National Institute of Genetic Engineering and Biotechnology
Pasteur Institute of Iran, Tehran
The main aim of this study was to obtain the Crimean-Congo hemorrhagic fever virus (CCHFV) glycoprotein, through either stable transgenic plants or using a transient expression system, and determine the yield, quality and finally the immunogenicity of the plant-made CCHFV glycoprotein in a mouse model. We designed and synthesized a codon-optimized G1/G2 gene from the G1 and G2 parts of the CCHFV glycoprotein by bioinformatic analysis. The synthetic construct was cloned into a plant expression vector and tobacco plants were both transiently and stably transformed. The transgenic plantlets or tobacco-derived hairy roots confirmed by PCR and Southern blot analyses.

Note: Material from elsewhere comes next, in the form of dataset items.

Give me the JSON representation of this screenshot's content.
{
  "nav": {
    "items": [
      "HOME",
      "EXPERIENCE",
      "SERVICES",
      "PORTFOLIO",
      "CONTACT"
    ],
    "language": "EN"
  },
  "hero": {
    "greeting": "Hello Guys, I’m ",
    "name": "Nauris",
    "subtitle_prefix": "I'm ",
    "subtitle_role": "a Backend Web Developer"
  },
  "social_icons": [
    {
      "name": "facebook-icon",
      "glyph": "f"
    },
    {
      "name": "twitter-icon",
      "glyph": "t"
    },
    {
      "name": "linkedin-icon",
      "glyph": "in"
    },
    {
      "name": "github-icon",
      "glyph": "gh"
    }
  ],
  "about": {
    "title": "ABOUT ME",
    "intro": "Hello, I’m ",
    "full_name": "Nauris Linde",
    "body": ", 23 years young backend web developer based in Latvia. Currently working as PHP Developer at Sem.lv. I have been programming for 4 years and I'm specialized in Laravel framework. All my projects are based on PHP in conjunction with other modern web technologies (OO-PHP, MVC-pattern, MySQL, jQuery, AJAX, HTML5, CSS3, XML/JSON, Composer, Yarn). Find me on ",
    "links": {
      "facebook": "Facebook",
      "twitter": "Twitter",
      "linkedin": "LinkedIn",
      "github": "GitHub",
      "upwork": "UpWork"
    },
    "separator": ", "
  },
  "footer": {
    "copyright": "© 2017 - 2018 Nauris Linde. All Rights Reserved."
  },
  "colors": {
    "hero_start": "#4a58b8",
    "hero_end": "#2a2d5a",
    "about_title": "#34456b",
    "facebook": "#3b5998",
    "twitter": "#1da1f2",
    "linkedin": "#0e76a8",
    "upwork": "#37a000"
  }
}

The intact 98 kDa G1/G2 glycoprotein was produced by a transient expression system at as much as 3.3 mg/kg fresh weight. The recombinant G1/G2 protein was analyzed in stable lines by G1/G2 ELISA and Western blot. The yield in the transgenic hairy root line was significantly higher than that in transgenic tobacco lines. Finally, the immunogenicity of the plant-made G1/G2 glycoprotein was evaluated by its subcutaneous administration in mice when compared with positive and negative controls. This plant-purified G1/G2 protein produced a high titer of anti-CCHFV glycoprotein IgG antibodies in mice.